Metavante, Fiserv Link their Image Networks

Two bank technology providers that serve thousands of community banks and credit unions have struck a deal to link their image exchange networks.

Fiserv Inc. plans to announce today that it will link its fledgling Fiserv Clearing Network to Metavante Corp.'s Endpoint Exchange Network. Banks, thrifts, and credit unions using either network could then send check images to any using the other.

The agreement, which is not exclusive, could accelerate the adoption of image exchange systems among the smaller financial institutions that are both companies' main customers and have long been in the forefront of the shift to imaging.

The two networks are among a handful that enable participating financial institutions to settle checks as digital images.

Observers say check image exchange will not become popular until the networks forge more alliances such as this one.

"This is the first step in a maturing Check 21 environment," said Mark Craig, Endpoint's general manager.

Endpoint, whose operator is the technology subsidiary of the Milwaukee banking company Marshall & Ilsley Corp., was the first network to go live with image exchange, in 2002. It now has 3,400 banks actively trading image files and 600 getting ready to do so.

Fiserv, of Brookfield, Wis., announced the Fiserv Clearing Network last May, primarily to serve the 1,700 institutions for which it provides outsourced check processing. Stephen J. Ward, the executive vice president of Fiserv's item processing group, would not say how many institutions have subscribed to its image network, but he did say the number is growing. The company also operates one of the largest shared archives of check images.

"We have Fiserv customers literally next door to Endpoint Exchange customers," but they now have "no way to connect," Mr. Craig said. "We are beginning to see more cooperation and a more focused effort to get to the end of this electronic tunnel."

Mr. Ward said a pilot test of moving check images between the Fiserv and Endpoint exchanges is set to begin in the third quarter.

They have already collaborated on image exchange. In October, shortly after the Check Clearing for the 21st Century Act took effect, an Endpoint member bank in Kansas sent a batch of check images to a Fiserv facility in Georgia, where they were printed out as image replacement documents and delivered to the Fed for presentment.

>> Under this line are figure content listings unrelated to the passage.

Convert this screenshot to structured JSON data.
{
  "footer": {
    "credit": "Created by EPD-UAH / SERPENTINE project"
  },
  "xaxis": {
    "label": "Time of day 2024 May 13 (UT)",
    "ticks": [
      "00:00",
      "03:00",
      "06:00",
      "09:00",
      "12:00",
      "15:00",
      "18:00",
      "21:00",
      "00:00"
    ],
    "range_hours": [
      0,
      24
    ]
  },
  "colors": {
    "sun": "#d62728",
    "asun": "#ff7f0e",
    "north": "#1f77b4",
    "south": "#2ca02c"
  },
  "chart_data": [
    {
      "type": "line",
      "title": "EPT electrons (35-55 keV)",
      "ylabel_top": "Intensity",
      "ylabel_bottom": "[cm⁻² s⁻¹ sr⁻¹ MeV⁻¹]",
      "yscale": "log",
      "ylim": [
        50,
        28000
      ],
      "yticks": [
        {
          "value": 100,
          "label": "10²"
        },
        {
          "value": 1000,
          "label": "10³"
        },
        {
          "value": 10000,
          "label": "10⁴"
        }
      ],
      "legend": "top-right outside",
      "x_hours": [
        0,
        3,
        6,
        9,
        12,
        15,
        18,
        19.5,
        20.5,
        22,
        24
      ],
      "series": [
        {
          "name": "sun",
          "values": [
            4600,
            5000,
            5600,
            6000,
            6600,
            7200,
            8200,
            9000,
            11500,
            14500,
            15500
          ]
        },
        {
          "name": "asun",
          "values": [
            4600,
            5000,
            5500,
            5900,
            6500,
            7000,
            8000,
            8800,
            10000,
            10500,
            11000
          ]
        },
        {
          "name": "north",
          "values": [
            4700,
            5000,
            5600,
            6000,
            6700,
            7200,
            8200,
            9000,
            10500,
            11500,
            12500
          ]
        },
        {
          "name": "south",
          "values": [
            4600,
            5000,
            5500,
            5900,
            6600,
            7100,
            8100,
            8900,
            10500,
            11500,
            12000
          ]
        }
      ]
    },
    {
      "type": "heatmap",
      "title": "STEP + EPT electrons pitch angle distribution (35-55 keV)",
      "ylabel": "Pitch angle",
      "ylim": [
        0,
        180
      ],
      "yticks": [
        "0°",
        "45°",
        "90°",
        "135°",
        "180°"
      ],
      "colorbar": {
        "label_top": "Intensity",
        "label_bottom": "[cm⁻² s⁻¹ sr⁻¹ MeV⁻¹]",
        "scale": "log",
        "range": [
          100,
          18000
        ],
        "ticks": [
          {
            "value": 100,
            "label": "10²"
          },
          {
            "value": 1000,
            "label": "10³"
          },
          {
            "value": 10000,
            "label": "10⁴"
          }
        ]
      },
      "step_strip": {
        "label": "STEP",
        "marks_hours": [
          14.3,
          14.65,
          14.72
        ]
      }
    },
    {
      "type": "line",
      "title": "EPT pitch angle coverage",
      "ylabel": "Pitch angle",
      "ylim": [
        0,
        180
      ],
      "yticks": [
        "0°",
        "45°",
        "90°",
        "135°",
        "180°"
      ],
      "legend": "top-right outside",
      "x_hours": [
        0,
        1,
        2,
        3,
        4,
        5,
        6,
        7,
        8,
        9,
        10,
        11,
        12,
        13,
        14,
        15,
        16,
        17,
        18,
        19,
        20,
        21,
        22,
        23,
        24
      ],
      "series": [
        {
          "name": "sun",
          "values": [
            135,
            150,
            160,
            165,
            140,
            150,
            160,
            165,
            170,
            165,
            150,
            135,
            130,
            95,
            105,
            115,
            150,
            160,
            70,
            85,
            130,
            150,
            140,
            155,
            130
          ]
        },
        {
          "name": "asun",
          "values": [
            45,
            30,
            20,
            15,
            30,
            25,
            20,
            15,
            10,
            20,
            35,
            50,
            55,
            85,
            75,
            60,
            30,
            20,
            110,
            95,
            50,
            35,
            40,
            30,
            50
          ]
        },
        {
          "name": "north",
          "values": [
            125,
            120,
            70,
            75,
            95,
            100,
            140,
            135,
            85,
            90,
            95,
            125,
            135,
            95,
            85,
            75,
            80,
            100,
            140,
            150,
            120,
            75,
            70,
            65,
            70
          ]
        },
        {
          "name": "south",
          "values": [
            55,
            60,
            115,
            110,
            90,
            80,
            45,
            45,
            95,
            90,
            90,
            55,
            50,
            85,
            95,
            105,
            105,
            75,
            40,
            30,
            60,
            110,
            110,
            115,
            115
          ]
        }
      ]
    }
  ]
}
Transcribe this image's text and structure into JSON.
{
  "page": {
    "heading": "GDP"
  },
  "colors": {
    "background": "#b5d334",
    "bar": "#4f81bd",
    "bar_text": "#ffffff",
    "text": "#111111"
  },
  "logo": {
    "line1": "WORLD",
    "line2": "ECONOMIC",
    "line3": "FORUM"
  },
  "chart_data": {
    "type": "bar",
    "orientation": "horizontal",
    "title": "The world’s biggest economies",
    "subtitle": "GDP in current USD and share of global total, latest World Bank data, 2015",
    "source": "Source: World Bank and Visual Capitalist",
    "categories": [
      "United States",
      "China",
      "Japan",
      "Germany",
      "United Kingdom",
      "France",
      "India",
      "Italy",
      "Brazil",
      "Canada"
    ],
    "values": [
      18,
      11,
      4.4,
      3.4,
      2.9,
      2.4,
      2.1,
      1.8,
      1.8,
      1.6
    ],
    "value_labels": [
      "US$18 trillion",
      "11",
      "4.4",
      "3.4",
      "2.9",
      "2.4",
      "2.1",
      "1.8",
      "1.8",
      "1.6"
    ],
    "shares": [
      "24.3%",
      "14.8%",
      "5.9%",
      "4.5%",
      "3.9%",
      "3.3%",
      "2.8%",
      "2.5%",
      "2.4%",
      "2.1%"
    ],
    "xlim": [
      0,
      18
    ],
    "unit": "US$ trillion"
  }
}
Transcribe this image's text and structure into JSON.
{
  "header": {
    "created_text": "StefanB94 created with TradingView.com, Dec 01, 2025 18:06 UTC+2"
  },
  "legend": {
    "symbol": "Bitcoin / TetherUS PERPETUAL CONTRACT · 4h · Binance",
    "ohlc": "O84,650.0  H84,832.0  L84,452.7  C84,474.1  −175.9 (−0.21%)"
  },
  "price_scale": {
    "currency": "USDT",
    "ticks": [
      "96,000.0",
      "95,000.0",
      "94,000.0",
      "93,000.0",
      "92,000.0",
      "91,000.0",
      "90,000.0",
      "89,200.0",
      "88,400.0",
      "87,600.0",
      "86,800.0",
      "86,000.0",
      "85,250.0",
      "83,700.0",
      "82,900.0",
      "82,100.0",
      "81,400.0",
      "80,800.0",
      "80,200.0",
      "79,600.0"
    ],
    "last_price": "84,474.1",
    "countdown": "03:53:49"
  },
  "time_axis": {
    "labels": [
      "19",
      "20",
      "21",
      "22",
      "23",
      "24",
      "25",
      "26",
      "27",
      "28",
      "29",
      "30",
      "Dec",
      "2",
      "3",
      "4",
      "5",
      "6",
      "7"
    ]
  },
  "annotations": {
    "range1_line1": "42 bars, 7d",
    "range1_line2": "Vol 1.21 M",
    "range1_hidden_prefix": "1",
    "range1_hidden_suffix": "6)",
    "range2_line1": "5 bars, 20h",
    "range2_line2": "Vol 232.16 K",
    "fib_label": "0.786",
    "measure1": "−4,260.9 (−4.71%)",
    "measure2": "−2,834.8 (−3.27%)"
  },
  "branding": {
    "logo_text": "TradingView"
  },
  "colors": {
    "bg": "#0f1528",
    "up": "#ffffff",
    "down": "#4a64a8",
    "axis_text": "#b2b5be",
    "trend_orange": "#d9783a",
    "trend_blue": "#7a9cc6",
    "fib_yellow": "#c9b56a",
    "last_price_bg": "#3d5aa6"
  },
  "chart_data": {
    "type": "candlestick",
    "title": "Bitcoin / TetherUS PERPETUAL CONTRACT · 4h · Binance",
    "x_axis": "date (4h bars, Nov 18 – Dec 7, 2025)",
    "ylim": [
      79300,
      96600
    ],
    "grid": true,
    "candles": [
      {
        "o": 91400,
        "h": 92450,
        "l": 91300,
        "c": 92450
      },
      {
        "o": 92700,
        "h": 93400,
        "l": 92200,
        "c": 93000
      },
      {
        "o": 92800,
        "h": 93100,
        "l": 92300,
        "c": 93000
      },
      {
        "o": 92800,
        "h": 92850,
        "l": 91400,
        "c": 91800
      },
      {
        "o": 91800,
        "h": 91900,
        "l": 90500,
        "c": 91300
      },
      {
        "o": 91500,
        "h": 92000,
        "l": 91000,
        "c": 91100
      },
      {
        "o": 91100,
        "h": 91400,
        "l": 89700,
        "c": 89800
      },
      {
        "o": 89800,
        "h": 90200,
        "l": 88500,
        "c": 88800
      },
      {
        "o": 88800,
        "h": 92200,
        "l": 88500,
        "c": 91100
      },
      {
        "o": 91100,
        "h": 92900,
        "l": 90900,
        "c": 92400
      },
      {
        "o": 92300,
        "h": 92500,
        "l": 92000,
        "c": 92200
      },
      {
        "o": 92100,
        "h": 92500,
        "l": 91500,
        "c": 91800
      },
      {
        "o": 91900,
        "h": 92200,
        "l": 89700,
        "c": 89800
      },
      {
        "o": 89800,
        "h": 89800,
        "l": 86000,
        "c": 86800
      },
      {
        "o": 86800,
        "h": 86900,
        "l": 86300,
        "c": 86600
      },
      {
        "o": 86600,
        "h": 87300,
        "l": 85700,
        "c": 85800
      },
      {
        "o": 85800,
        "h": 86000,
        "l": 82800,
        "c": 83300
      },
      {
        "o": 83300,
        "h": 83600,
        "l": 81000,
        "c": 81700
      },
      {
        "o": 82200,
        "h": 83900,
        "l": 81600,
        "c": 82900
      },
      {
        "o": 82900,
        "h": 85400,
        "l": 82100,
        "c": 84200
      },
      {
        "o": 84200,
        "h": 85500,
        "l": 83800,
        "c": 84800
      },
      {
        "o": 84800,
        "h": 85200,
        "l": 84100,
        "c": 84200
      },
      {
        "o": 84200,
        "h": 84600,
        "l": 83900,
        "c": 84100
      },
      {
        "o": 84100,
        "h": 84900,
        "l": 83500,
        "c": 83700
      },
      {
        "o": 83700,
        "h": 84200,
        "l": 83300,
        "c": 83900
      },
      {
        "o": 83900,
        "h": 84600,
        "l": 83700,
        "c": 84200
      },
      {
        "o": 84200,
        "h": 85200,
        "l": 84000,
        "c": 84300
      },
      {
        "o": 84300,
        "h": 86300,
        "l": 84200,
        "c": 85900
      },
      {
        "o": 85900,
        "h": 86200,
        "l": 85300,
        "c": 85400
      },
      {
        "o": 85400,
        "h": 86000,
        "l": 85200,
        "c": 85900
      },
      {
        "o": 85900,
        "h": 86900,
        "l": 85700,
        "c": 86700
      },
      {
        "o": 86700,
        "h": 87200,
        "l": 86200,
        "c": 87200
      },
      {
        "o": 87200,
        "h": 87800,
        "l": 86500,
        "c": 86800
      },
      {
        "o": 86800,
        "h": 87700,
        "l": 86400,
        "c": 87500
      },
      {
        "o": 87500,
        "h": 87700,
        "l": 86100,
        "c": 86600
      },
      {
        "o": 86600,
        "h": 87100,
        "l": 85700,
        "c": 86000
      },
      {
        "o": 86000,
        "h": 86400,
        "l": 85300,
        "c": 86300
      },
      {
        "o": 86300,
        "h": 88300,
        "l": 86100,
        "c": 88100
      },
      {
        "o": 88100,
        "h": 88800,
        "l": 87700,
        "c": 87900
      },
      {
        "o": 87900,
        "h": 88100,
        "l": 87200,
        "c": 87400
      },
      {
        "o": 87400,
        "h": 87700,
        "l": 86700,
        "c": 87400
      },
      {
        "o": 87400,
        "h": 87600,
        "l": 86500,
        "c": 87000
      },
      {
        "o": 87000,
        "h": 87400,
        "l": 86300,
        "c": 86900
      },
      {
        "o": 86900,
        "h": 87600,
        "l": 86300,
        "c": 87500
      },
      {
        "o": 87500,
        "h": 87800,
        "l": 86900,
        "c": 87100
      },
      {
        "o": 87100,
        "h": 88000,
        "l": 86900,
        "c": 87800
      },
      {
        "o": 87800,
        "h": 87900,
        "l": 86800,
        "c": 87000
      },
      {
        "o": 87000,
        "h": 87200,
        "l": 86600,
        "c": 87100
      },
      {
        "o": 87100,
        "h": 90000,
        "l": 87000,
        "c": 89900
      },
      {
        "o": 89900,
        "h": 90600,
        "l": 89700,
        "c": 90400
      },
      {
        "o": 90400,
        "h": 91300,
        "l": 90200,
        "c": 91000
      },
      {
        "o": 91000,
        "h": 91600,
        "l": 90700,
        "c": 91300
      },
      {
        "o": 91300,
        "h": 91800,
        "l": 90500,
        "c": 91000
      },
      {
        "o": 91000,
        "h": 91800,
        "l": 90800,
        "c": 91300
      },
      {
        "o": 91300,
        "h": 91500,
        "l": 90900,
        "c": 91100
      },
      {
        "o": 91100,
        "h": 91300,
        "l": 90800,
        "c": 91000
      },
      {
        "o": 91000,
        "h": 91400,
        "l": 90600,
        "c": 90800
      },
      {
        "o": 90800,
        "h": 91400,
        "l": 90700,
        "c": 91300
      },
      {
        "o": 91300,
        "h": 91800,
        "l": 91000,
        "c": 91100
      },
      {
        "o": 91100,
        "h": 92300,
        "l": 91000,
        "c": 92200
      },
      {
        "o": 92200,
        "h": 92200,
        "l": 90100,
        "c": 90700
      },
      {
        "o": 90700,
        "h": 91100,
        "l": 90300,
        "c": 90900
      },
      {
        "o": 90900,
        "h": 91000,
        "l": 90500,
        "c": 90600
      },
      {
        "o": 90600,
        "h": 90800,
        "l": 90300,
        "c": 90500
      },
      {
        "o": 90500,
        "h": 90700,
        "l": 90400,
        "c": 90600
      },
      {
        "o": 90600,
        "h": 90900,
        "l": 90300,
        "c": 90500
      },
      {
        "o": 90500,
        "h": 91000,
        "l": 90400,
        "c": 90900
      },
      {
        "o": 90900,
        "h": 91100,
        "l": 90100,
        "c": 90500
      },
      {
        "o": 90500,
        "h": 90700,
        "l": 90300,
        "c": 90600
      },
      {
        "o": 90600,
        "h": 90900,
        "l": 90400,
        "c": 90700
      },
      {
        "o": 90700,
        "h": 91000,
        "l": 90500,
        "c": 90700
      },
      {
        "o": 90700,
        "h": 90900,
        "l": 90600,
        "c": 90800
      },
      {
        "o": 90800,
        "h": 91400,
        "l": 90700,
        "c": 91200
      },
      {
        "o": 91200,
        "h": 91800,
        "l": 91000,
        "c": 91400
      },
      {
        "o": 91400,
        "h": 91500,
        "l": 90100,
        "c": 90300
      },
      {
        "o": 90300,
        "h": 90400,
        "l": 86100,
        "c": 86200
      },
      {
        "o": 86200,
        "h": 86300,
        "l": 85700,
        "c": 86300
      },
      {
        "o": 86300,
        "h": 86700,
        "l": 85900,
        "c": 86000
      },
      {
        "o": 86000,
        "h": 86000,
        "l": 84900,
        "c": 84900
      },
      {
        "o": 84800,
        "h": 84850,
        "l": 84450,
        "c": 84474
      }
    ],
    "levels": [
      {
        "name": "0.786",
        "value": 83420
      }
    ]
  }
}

Fiserv is now regularly printing out IRDs for Endpoint.

Financial institutions are also moving or sharing check images through two other major providers and the Federal Reserve.

Seven large banks are now sending files across the SVPCO Check Image Exchange Network, which is operated by Clearing House Payments Co. LLC of New York. And in December, Viewpointe Archive Services LLC of Charlotte said two banks had started settling transactions through its shared archive.

Some large banks may join more than one clearing network, though smaller banks typically use only one, and many use none.

Some of these systems already have agreed to connect with each other; SVPCO has reached deals with Fiserv, Viewpointe, and the Fed. Fiserv also has an agreement with Viewpointe, and expects certification by midyear to connect with the Fed's image network.

Mr. Ward said that to create a clearing network that will allow any U.S. bank to reach any other, all of these competing systems need to be linked. "We have to have this collaboration among the various participants to make this all work," he said.

No exchanges are yet taking place between Fiserv and the others, Mr. Ward said. "There needs to be an end customer on both sides that wants to do this," he said.

Mr. Craig said that he could not discuss Endpoint's relationships with SVPCO and Viewpointe, but that members of both networks have asked to join the Endpoint Exchange. "We are working hard on getting it done," he said.

One key component of the various agreements is a common standard for image files. Endpoint was the odd man out until recently, but in March it said it was adopting the industry-standard Eccho rules for exchanging check images.

Alenka Grealish, the manager of the banking group at Celent Communications LLC, a Boston research and consulting firm, called the Fiserv-Endpoint agreement "another landmark in the march toward connectivity."

She noted that Viewpointe and SVPCO are still focusing on connecting the big banks that own them to one another.

"Except for Endpoint, which has gone live with all its participants," the other networks are "still getting their own house in order," Ms. Grealish said.